A recent survey of obese adults who were trying to drop pounds found that 40 percent were able to lose at least 5 percent of their body weight, while 20 percent were able to lose at least 10 percent. "We were surprised by [the number of] obese Americans who said they lost enough weight to have a significant health benefit," says Jacinda Nicklas, lead author of the study published in April in the American Journal of Preventive Medicine and a clinical research fellow at Beth Israel Deaconess Medical Center and Harvard Medical School. Guidelines from the National Institutes of Health advise obese adults to lose 10 percent of their body weight for improved health, but studies show that even a loss of 5 percent is beneficial. (A May report in Cancer Research found that postmenopausal women who were overweight or obese and lost at least 5 percent of their body weight experienced a reduction in inflammation, which is associated with the development of cancer.)

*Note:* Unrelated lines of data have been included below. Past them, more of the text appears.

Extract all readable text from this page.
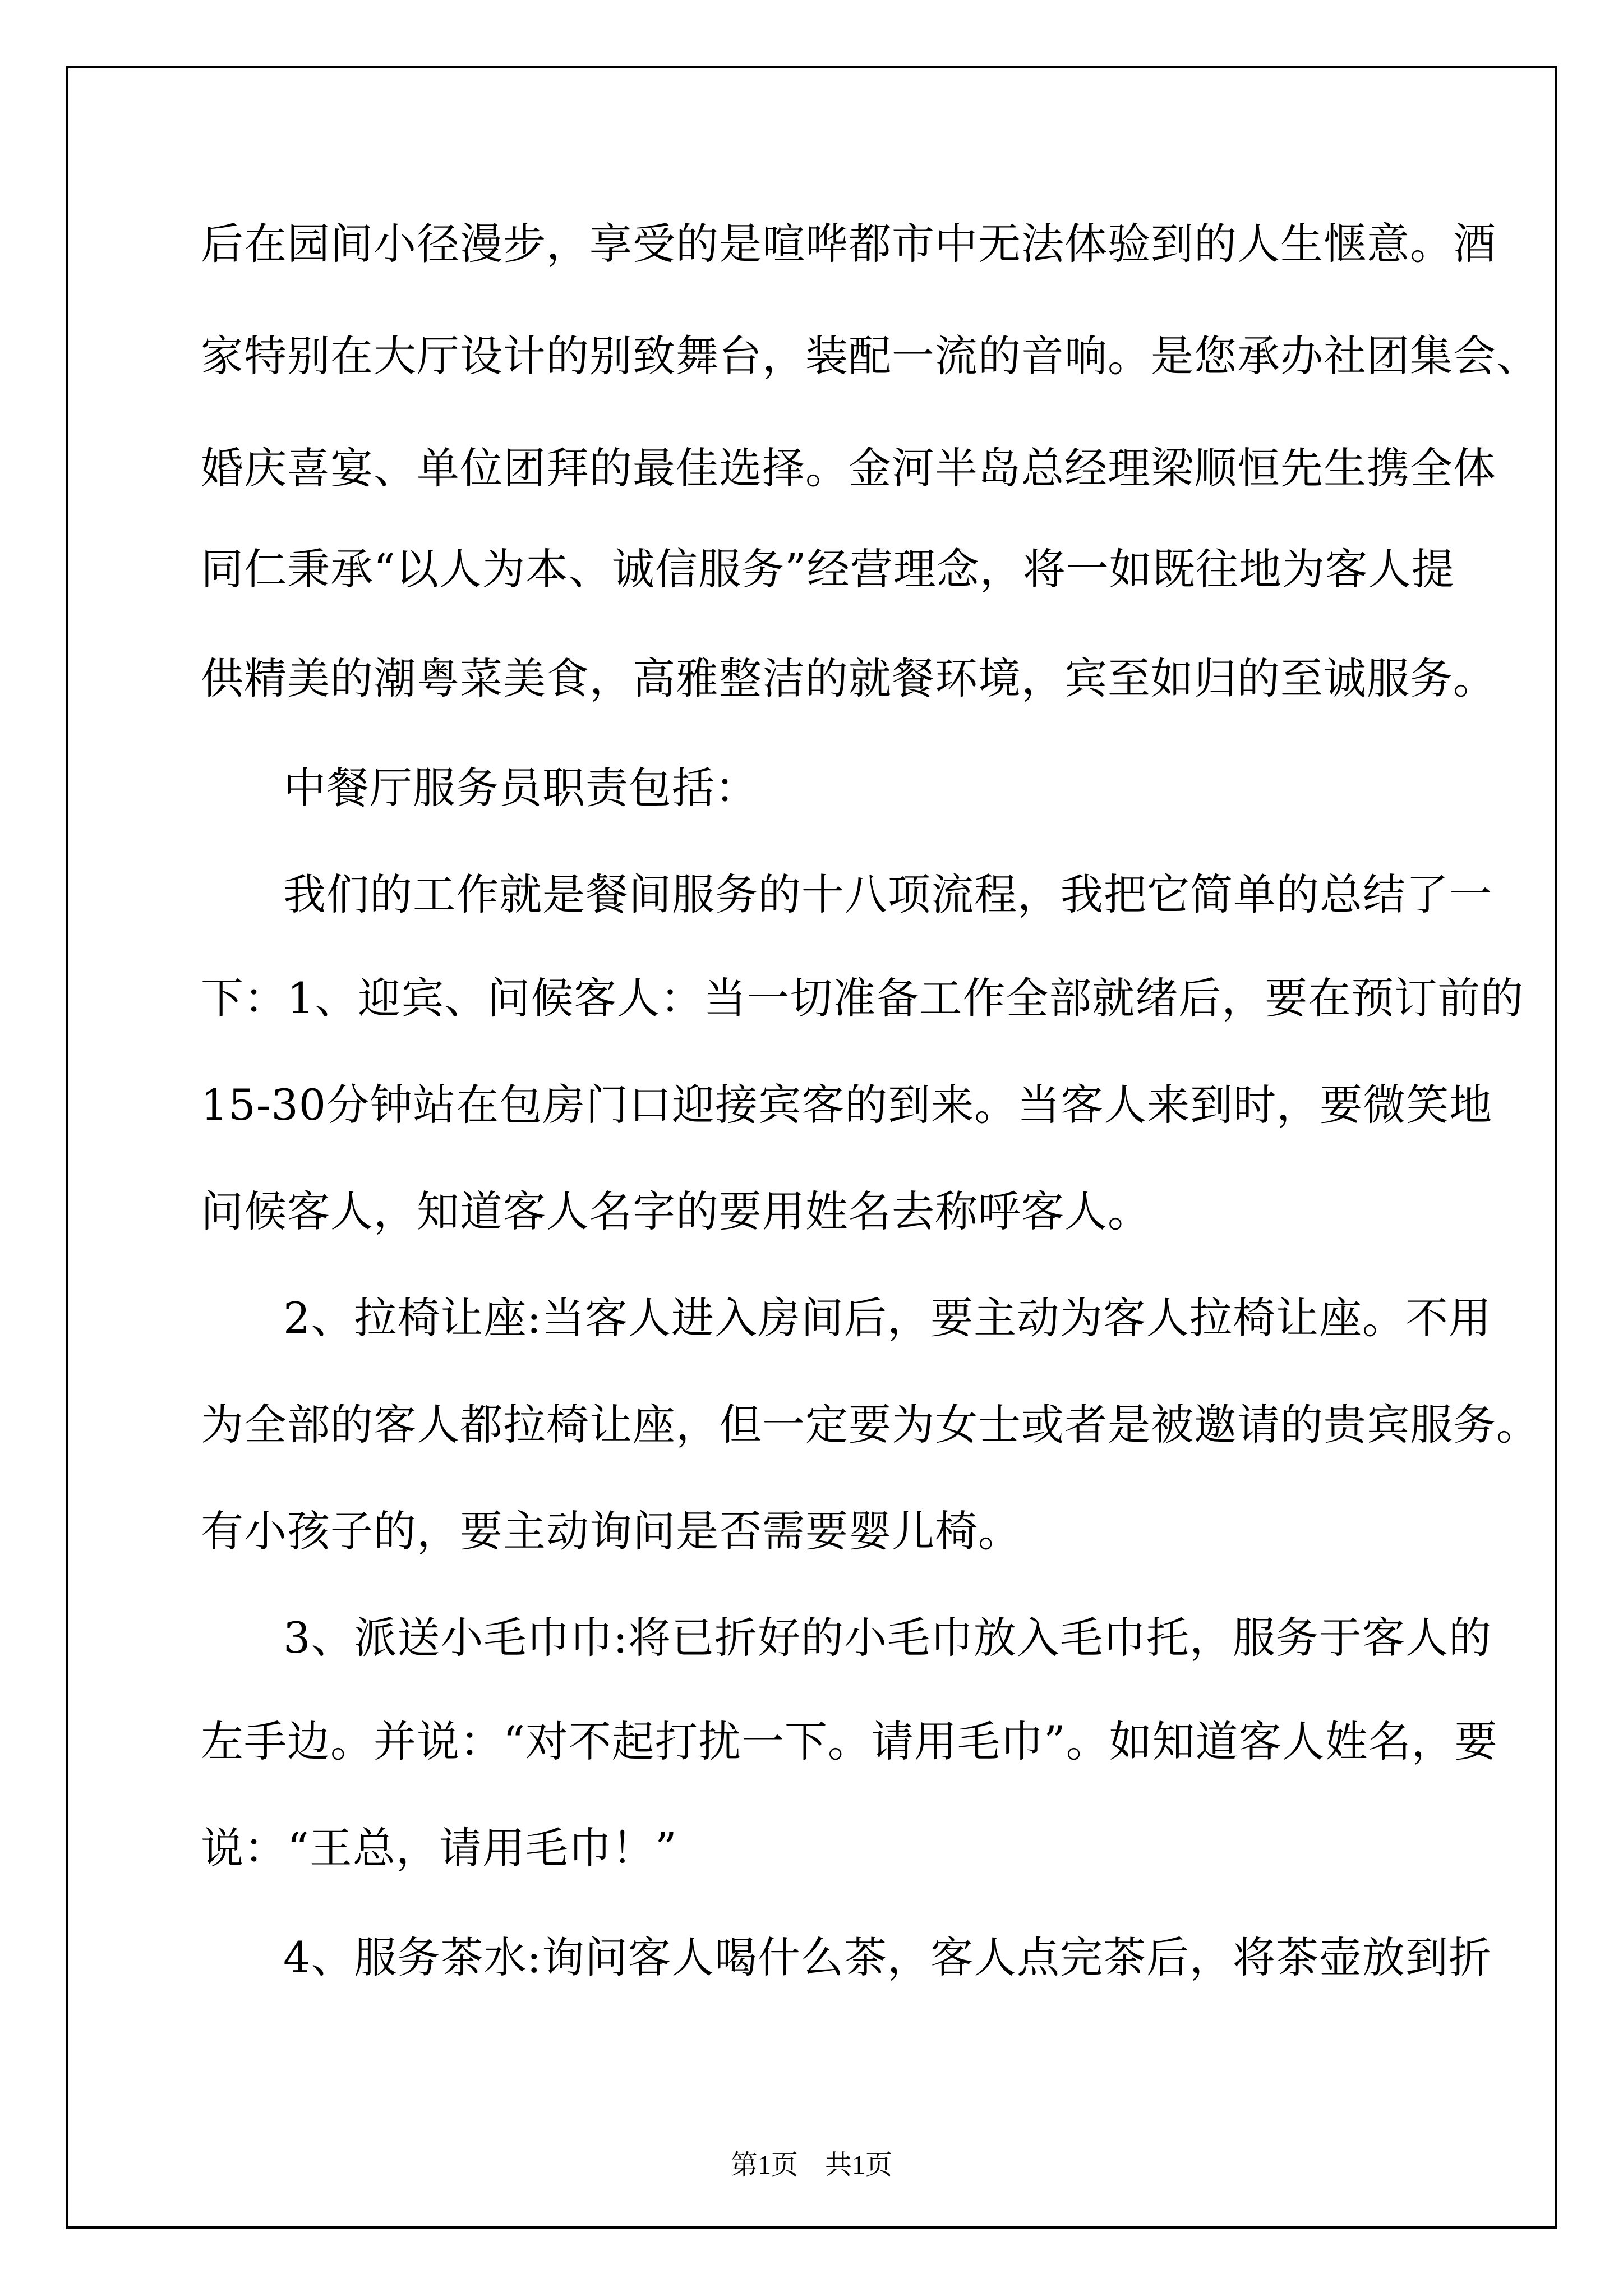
后在园间小径漫步，享受的是喧哗都市中无法体验到的人生惬意。酒
家特别在大厅设计的别致舞台，装配一流的音响。是您承办社团集会、
婚庆喜宴、单位团拜的最佳选择。金河半岛总经理梁顺恒先生携全体
同仁秉承“以人为本、诚信服务”经营理念，将一如既往地为客人提
供精美的潮粤菜美食，高雅整洁的就餐环境，宾至如归的至诚服务。
中餐厅服务员职责包括：
我们的工作就是餐间服务的十八项流程，我把它简单的总结了一
下：1、迎宾、问候客人：当一切准备工作全部就绪后，要在预订前的
15-30分钟站在包房门口迎接宾客的到来。当客人来到时，要微笑地
问候客人，知道客人名字的要用姓名去称呼客人。
2、拉椅让座:当客人进入房间后，要主动为客人拉椅让座。不用
为全部的客人都拉椅让座，但一定要为女士或者是被邀请的贵宾服务。
有小孩子的，要主动询问是否需要婴儿椅。
3、派送小毛巾巾:将已折好的小毛巾放入毛巾托，服务于客人的
左手边。并说：“对不起打扰一下。请用毛巾”。如知道客人姓名，要
说：“王总，请用毛巾！”
4、服务茶水:询问客人喝什么茶，客人点完茶后，将茶壶放到折
第1页　共1页
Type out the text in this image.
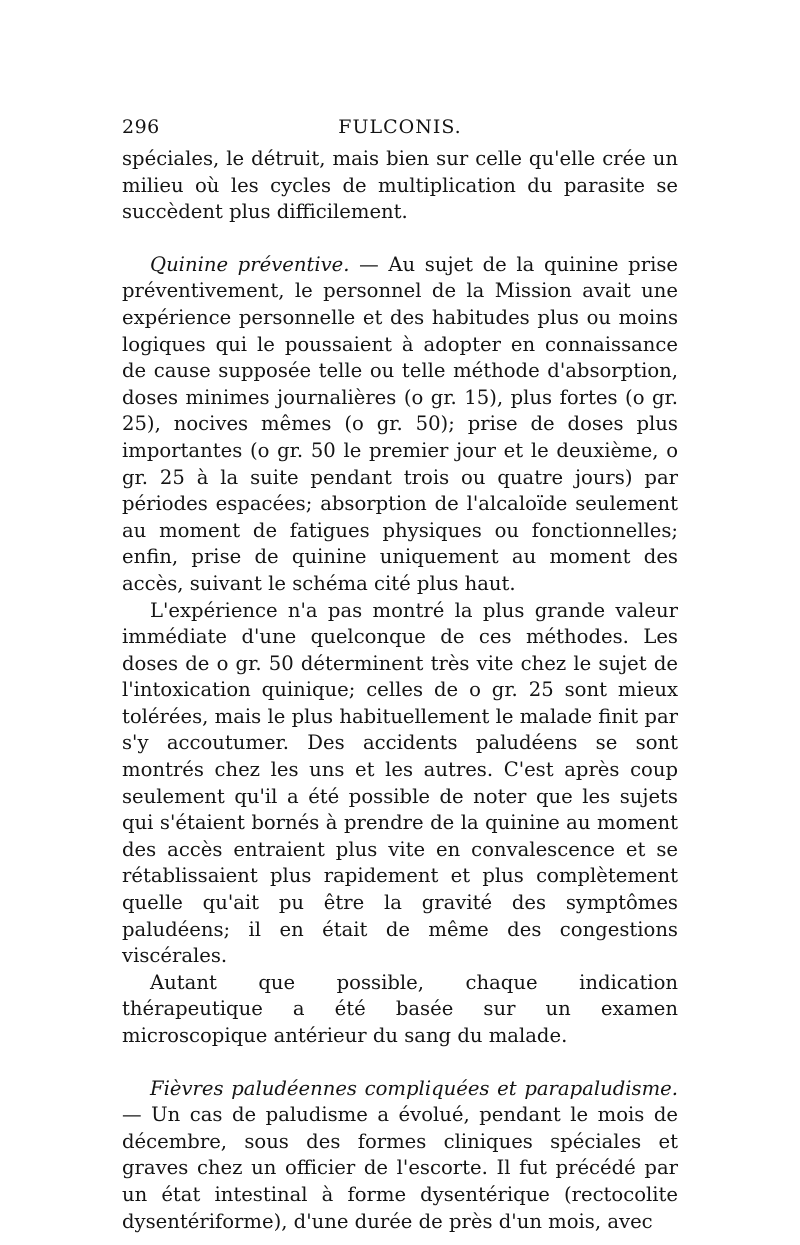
296	FULCONIS.

spéciales, le détruit, mais bien sur celle qu'elle crée un milieu où les cycles de multiplication du parasite se succèdent plus difficilement.

Quinine préventive. — Au sujet de la quinine prise préventivement, le personnel de la Mission avait une expérience personnelle et des habitudes plus ou moins logiques qui le poussaient à adopter en connaissance de cause supposée telle ou telle méthode d'absorption, doses minimes journalières (o gr. 15), plus fortes (o gr. 25), nocives mêmes (o gr. 50); prise de doses plus importantes (o gr. 50 le premier jour et le deuxième, o gr. 25 à la suite pendant trois ou quatre jours) par périodes espacées; absorption de l'alcaloïde seulement au moment de fatigues physiques ou fonctionnelles; enfin, prise de quinine uniquement au moment des accès, suivant le schéma cité plus haut.

L'expérience n'a pas montré la plus grande valeur immédiate d'une quelconque de ces méthodes. Les doses de o gr. 50 déterminent très vite chez le sujet de l'intoxication quinique; celles de o gr. 25 sont mieux tolérées, mais le plus habituellement le malade finit par s'y accoutumer. Des accidents paludéens se sont montrés chez les uns et les autres. C'est après coup seulement qu'il a été possible de noter que les sujets qui s'étaient bornés à prendre de la quinine au moment des accès entraient plus vite en convalescence et se rétablissaient plus rapidement et plus complètement quelle qu'ait pu être la gravité des symptômes paludéens; il en était de même des congestions viscérales.

Autant que possible, chaque indication thérapeutique a été basée sur un examen microscopique antérieur du sang du malade.

Fièvres paludéennes compliquées et parapaludisme. — Un cas de paludisme a évolué, pendant le mois de décembre, sous des formes cliniques spéciales et graves chez un officier de l'escorte. Il fut précédé par un état intestinal à forme dysentérique (rectocolite dysentériforme), d'une durée de près d'un mois, avec
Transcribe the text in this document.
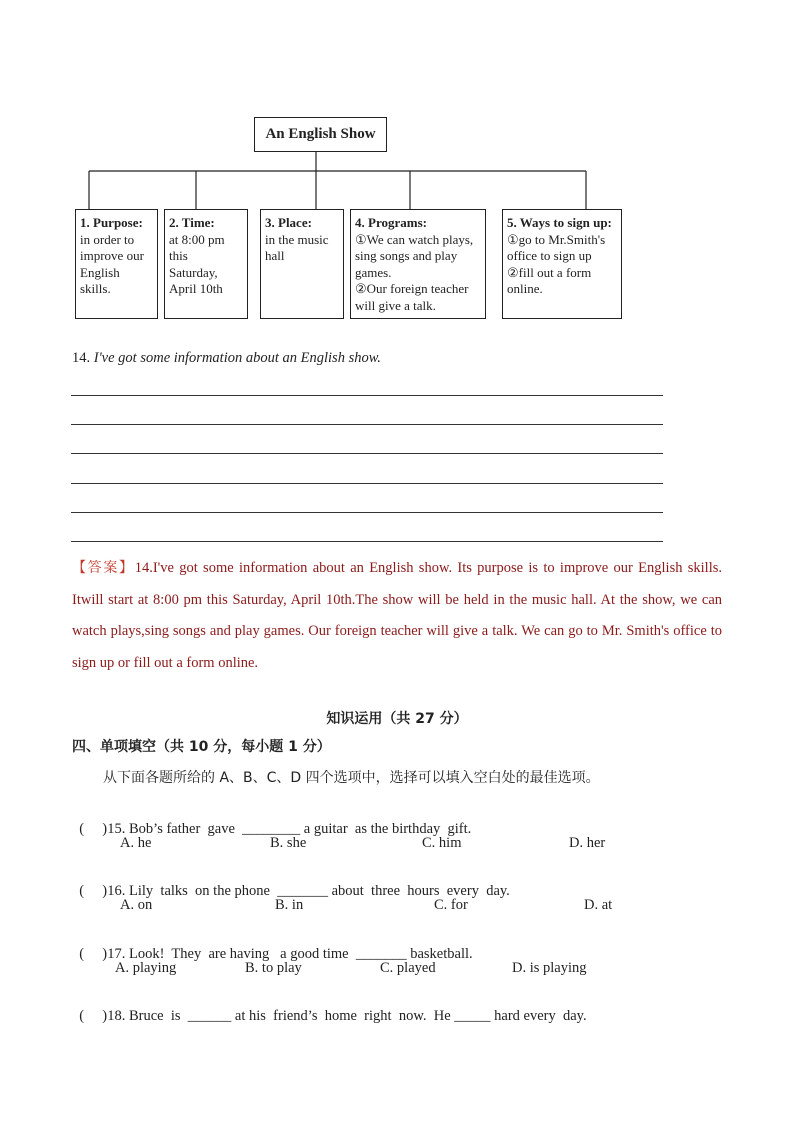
An English Show
1. Purpose:
in order to
improve our
English
skills.
2. Time:
at 8:00 pm
this
Saturday,
April 10th
3. Place:
in the music
hall
4. Programs:
①We can watch plays,
sing songs and play
games.
②Our foreign teacher
will give a talk.
5. Ways to sign up:
①go to Mr.Smith's
office to sign up
②fill out a form
online.
14. I've got some information about an English show.
【答案】14.I've got some information about an English show. Its purpose is to improve our English skills. Itwill start at 8:00 pm this Saturday, April 10th.The show will be held in the music hall. At the show, we can watch plays,sing songs and play games. Our foreign teacher will give a talk. We can go to Mr. Smith's office to sign up or fill out a form online.
知识运用（共 27 分）
四、单项填空（共 10 分，每小题 1 分）
从下面各题所给的 A、B、C、D 四个选项中，选择可以填入空白处的最佳选项。

(     )15. Bob’s father  gave  ________ a guitar  as the birthday  gift.

A. he	B. she	C. him	D. her

(     )16. Lily  talks  on the phone  _______ about  three  hours  every  day.

A. on	B. in	C. for	D. at

(     )17. Look!  They  are having   a good time  _______ basketball.

A. playing	B. to play	C. played	D. is playing

(     )18. Bruce  is  ______ at his  friend’s  home  right  now.  He _____ hard every  day.
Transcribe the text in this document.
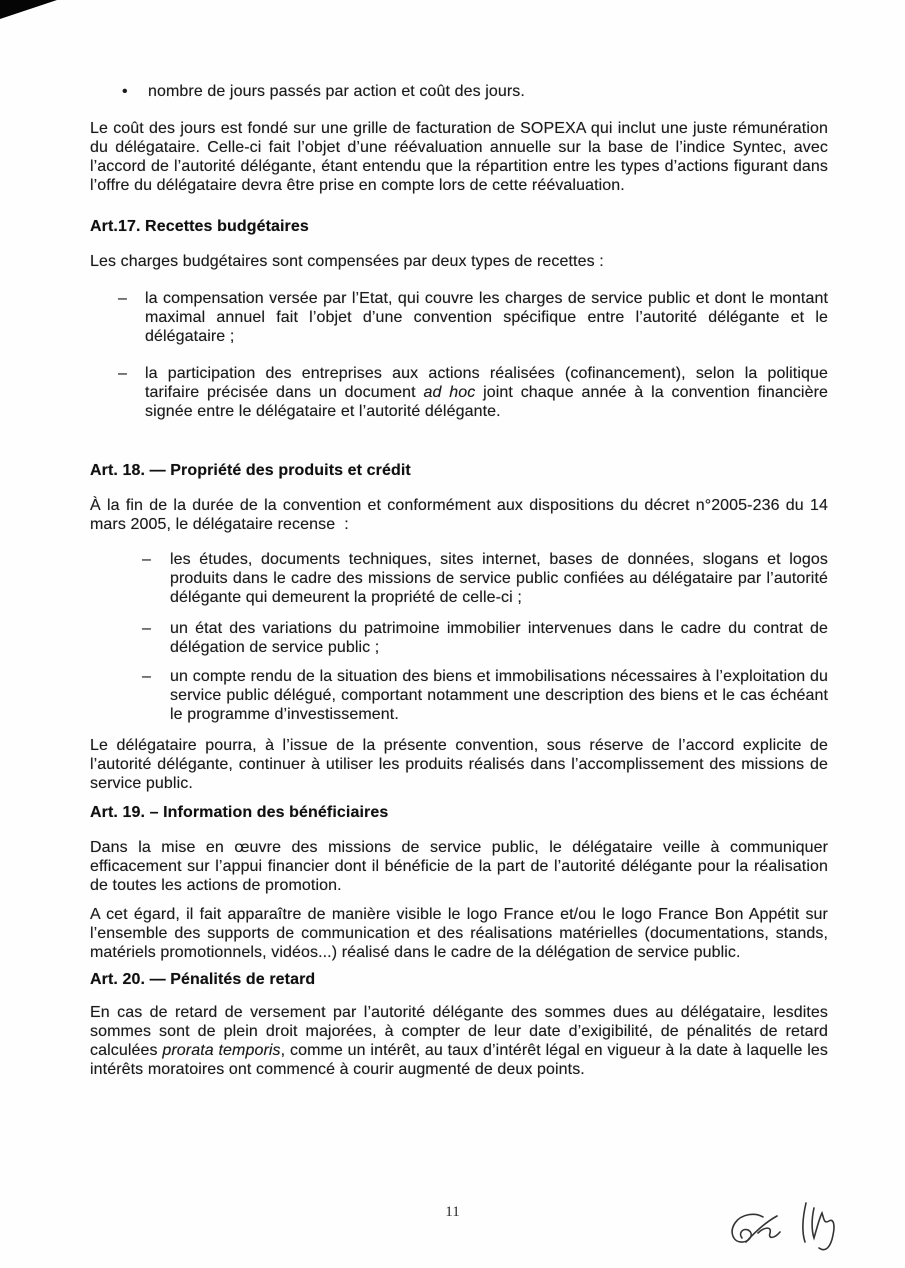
•	nombre de jours passés par action et coût des jours.

Le coût des jours est fondé sur une grille de facturation de SOPEXA qui inclut une juste rémunération du délégataire. Celle-ci fait l’objet d’une réévaluation annuelle sur la base de l’indice Syntec, avec l’accord de l’autorité délégante, étant entendu que la répartition entre les types d’actions figurant dans l’offre du délégataire devra être prise en compte lors de cette réévaluation.

Art.17. Recettes budgétaires

Les charges budgétaires sont compensées par deux types de recettes :

–	la compensation versée par l’Etat, qui couvre les charges de service public et dont le montant maximal annuel fait l’objet d’une convention spécifique entre l’autorité délégante et le délégataire ;
–	la participation des entreprises aux actions réalisées (cofinancement), selon la politique tarifaire précisée dans un document ad hoc joint chaque année à la convention financière signée entre le délégataire et l’autorité délégante.

Art. 18. — Propriété des produits et crédit

À la fin de la durée de la convention et conformément aux dispositions du décret n°2005-236 du 14 mars 2005, le délégataire recense  :

–	les études, documents techniques, sites internet, bases de données, slogans et logos produits dans le cadre des missions de service public confiées au délégataire par l’autorité délégante qui demeurent la propriété de celle-ci ;
–	un état des variations du patrimoine immobilier intervenues dans le cadre du contrat de délégation de service public ;
–	un compte rendu de la situation des biens et immobilisations nécessaires à l’exploitation du service public délégué, comportant notamment une description des biens et le cas échéant le programme d’investissement.

Le délégataire pourra, à l’issue de la présente convention, sous réserve de l’accord explicite de l’autorité délégante, continuer à utiliser les produits réalisés dans l’accomplissement des missions de service public.

Art. 19. – Information des bénéficiaires

Dans la mise en œuvre des missions de service public, le délégataire veille à communiquer efficacement sur l’appui financier dont il bénéficie de la part de l’autorité délégante pour la réalisation de toutes les actions de promotion.

A cet égard, il fait apparaître de manière visible le logo France et/ou le logo France Bon Appétit sur l’ensemble des supports de communication et des réalisations matérielles (documentations, stands, matériels promotionnels, vidéos...) réalisé dans le cadre de la délégation de service public.

Art. 20. — Pénalités de retard

En cas de retard de versement par l’autorité délégante des sommes dues au délégataire, lesdites sommes sont de plein droit majorées, à compter de leur date d’exigibilité, de pénalités de retard calculées prorata temporis, comme un intérêt, au taux d’intérêt légal en vigueur à la date à laquelle les intérêts moratoires ont commencé à courir augmenté de deux points.

11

Participants who lost at least 5 percent of their body weight reported that they ate less fat, exercised more, and used prescription weight-loss medications, though the latter was used by a small number of participants. Those who lost 10 percent or more of their body weight were more likely to have joined a weight-loss program. Nicklas suspects that the association between such programs and successful weight loss may be because "when people join a weight-loss program, they often make a commitment of time and money, and that helps motivate them to stick with it. They also benefit from the accountability of being weighed and the support of a program, which can help when weight loss becomes challenging." And while each of these strategies—eating less fat, exercising more, joining weight-loss programs, and using prescription weight-loss medicines—had an independent effect on weight loss, most of the participants were using at least two.
Liquid diets and nonprescription weight-loss pills were found to be less helpful. As were popular diet programs like the Atkins Diet, the Zone Diet, or the Grapefruit Diet—a low-carb, high-protein food plan featuring grapefruits—among other diets the researchers gave participants as examples. Popular diets, says Nicklas, may have worked for some people, but when examined as a whole, they were not associated with significant weight loss. And participants who reported eating diet foods or products were less likely to achieve a 10 percent weight loss. Nicklas attributes this to a possible "health halo" effect. Because these foods are labeled "diet" or "low-fat," people tend to believe they have fewer calories or are healthy, and will therefore overeat.